The findings have been published in the journal Cell. Professor Collins is the senior author of the paper.
A novel approach to antibiotic design
Bacterial resistance to antibiotics – known as antimicrobial resistance (AMR) – is a major global health threat that is associated with causing nearly 5 million deaths each year.
To accelerate the discovery and development of drugs that can kill resistant pathogens, Professor Collins and colleagues employed generative AI design in novel ways.
For Neisseria gonorrhoeae, the bacteria that causes gonorrhoea, the team used AI algorithms to design new molecules based on a chemical fragment that showed antimicrobial activity.
For MRSA, the algorithms were free to generate molecules de novo, without reference to a specific fragment.
After screening and filtering candidate molecules outputted by the algorithms, the team synthesised antiobiotic compounds that were tested in the lab dish and in mouse models.
The team found that NG1, a compound designed using the fragment-based approach, was effective in killing N. gonorrhoeae, apparently by lethally interfering with a protein involved in the synthesis of the bacteria's outer membrane.
DN1, a compound developed by the team using the de novo approach, was successfully able to clear an MRSA skin infection in a mouse model also by, it appears, interfering with bacterial cell membranes.
Speaking to the BBC, Professor Jim Collins, faculty lead for life sciences, MIT Jameel Clinic, said: "AI can enable us to come up with molecules, cheaply and quickly and in this way, expand our arsenal and really give us a leg up in the battle of our wits against the genes of superbugs."

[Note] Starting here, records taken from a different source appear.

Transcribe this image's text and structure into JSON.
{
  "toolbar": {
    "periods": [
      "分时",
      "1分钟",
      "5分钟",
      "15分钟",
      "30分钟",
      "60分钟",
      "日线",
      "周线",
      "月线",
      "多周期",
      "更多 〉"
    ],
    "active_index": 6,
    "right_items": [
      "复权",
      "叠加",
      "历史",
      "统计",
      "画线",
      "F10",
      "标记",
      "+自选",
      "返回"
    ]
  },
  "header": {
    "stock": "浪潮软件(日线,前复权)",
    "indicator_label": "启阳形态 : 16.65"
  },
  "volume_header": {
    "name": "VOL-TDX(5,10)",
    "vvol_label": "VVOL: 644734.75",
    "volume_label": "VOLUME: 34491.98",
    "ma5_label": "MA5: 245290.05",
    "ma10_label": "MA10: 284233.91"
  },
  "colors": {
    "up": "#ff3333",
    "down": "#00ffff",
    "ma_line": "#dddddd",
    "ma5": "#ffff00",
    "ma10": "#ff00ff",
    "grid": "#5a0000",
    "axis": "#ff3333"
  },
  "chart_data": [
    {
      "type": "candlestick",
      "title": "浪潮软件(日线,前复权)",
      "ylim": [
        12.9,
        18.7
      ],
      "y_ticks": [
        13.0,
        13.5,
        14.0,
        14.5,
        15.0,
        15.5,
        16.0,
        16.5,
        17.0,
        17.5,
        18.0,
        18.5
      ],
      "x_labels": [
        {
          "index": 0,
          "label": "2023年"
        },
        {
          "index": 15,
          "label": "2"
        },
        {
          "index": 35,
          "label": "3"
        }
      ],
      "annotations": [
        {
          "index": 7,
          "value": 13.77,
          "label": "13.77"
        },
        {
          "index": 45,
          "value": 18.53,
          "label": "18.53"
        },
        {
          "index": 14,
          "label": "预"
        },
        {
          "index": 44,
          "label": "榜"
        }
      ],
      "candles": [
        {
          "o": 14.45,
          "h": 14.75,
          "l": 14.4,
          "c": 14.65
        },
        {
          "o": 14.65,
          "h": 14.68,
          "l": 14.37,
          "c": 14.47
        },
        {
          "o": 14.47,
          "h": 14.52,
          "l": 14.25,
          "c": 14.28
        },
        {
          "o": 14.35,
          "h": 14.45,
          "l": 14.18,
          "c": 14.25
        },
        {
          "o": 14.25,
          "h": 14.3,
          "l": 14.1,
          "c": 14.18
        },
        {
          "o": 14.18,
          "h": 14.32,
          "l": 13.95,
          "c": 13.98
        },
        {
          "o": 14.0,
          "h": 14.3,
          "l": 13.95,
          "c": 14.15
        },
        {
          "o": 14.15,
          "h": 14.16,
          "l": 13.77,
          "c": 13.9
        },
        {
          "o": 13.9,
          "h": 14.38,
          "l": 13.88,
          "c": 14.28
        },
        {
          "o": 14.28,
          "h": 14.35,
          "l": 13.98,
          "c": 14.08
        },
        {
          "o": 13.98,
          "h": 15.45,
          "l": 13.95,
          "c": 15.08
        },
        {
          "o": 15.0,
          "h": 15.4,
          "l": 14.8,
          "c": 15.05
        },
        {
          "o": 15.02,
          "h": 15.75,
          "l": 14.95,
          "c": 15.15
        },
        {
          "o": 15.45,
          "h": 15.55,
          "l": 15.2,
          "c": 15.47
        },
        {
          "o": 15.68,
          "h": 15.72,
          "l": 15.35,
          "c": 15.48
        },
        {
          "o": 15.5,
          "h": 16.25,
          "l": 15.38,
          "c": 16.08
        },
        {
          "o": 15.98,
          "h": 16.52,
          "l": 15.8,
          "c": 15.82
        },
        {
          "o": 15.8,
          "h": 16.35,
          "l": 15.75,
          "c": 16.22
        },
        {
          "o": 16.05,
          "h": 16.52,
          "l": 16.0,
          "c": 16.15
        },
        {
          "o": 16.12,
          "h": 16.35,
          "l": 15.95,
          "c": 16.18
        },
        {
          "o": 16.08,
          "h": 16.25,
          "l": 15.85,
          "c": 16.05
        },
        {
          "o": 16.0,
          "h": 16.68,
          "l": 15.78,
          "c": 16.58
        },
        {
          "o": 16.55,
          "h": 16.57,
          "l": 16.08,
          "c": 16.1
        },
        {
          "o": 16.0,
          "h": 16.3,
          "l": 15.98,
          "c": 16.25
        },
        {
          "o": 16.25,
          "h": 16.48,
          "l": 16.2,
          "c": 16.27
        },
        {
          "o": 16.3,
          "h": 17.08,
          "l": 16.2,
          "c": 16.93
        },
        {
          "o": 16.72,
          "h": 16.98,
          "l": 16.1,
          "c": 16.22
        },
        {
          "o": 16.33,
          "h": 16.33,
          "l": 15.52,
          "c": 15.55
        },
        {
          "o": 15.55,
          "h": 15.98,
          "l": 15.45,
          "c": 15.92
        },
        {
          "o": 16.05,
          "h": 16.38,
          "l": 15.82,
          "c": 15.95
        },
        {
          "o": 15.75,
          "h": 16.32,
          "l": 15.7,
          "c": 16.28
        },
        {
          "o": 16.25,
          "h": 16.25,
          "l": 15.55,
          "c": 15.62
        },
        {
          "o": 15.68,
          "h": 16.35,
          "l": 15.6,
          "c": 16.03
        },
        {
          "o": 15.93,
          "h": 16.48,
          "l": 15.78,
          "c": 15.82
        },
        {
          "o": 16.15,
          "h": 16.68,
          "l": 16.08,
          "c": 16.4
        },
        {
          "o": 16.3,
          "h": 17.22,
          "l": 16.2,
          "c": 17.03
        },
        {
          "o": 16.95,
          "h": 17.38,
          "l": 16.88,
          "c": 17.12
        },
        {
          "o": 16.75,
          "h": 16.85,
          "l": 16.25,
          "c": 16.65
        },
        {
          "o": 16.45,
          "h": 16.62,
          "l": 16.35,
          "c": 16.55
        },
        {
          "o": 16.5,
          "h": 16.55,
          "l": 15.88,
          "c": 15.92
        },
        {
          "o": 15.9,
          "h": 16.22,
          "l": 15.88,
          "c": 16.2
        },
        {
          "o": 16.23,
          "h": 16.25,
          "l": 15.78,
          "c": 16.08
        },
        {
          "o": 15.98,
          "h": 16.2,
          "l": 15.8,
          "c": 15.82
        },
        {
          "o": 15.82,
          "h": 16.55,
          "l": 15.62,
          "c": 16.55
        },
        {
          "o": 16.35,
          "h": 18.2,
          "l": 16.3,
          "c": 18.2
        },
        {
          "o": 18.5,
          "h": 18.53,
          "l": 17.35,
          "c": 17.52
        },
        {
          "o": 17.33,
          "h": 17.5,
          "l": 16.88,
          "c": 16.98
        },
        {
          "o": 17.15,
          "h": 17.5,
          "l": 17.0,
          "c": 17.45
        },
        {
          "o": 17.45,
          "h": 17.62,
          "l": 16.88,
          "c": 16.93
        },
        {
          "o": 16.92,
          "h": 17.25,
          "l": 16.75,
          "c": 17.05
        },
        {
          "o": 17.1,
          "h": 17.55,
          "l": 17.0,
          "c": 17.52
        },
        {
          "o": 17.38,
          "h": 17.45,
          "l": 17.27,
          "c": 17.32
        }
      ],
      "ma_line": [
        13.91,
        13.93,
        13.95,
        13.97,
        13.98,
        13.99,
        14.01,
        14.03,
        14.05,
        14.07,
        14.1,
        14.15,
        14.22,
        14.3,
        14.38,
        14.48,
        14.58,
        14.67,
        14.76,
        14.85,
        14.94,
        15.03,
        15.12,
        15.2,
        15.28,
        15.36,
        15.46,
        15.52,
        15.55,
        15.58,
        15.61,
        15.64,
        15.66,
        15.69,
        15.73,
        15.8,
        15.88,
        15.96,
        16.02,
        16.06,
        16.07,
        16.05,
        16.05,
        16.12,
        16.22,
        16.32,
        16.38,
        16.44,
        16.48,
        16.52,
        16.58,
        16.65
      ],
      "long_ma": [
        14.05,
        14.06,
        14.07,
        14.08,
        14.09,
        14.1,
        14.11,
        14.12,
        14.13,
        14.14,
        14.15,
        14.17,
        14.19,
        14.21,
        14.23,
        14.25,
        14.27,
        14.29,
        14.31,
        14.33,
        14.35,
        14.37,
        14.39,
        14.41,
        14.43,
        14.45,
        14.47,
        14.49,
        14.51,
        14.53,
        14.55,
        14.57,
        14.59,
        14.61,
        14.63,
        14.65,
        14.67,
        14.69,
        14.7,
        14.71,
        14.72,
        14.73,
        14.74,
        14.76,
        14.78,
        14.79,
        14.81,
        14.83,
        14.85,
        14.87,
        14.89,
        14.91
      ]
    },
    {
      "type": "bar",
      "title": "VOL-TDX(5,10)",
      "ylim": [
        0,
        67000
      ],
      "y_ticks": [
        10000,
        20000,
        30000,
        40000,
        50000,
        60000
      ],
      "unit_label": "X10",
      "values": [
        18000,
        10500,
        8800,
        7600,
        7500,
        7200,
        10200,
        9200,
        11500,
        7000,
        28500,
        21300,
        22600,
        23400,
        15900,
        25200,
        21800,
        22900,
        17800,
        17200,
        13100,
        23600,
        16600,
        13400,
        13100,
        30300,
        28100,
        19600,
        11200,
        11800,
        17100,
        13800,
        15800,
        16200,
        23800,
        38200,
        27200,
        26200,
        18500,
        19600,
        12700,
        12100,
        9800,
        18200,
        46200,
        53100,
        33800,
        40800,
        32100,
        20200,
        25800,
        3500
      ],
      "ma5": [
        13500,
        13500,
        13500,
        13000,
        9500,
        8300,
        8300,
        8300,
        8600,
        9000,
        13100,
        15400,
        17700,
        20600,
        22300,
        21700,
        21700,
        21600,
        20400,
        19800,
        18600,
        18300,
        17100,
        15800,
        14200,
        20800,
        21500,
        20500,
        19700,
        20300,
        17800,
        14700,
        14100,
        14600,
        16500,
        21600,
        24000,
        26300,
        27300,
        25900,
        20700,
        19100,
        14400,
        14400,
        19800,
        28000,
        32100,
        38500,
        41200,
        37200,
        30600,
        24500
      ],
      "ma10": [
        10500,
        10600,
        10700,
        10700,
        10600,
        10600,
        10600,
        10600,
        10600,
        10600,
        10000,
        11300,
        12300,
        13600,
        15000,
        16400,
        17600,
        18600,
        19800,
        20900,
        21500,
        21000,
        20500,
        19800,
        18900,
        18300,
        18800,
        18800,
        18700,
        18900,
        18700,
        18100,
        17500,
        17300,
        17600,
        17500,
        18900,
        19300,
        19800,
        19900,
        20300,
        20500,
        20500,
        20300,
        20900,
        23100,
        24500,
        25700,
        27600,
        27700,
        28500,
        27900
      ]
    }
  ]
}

Tackling two deadly drug-resistant bacteria
Gonorrhoea
Caused by the bacteria Neisseria gonorrhoeae, gonorrhoea is a common sexually-transmitted infection that is normally curable with antibiotics and can be prevented in most cases by regular and correct condom use.
Untreated, gonorrhoea can cause pregnancy complications and infertility and increases the risk of contracting the human immunodeficiency virus (HIV).
In 2020, the World Health Orgnisation (WHO) estimated that there were 82.4 million new infections of N. gonorrhoeae among adults aged 15 to 49 years.
The emergence of N. gonorrhoeae resistant to antibiotics is making treatment increasingly challenging, with the risk that gonorrhoea could become untreatable.
The WHO has called the development of new antibiotics to tackle gonorrhoea "critical to decrease this eminent threat".
MRSA
MRSA is one of the six most deadly superbugs and caused more than 100,000 deaths attributable to AMR in 2019, according to a study in The Lancet.
The paper found that, in 2019, the six pathogens – including MRSA – were together responsible for 929,000 deaths attributable to AMR.
AI for drug discovery
The generative AI project builds on earlier work by Professor Collins and colleagues, including Professor Regina Barzilay, faculty lead for AI at the MIT Jameel Clinic, that used deep learning approaches to discover two novel antibiotic compounds – halicin and abaucin – which could both kill drug-resistant bacteria.
Efforts to advance halicin and abaucin and now to modify NG1 and DN1 to make them suitable for additional testing, are being led by Professor Collins through his lab and Phare Bio, a non-profit company he co-founded.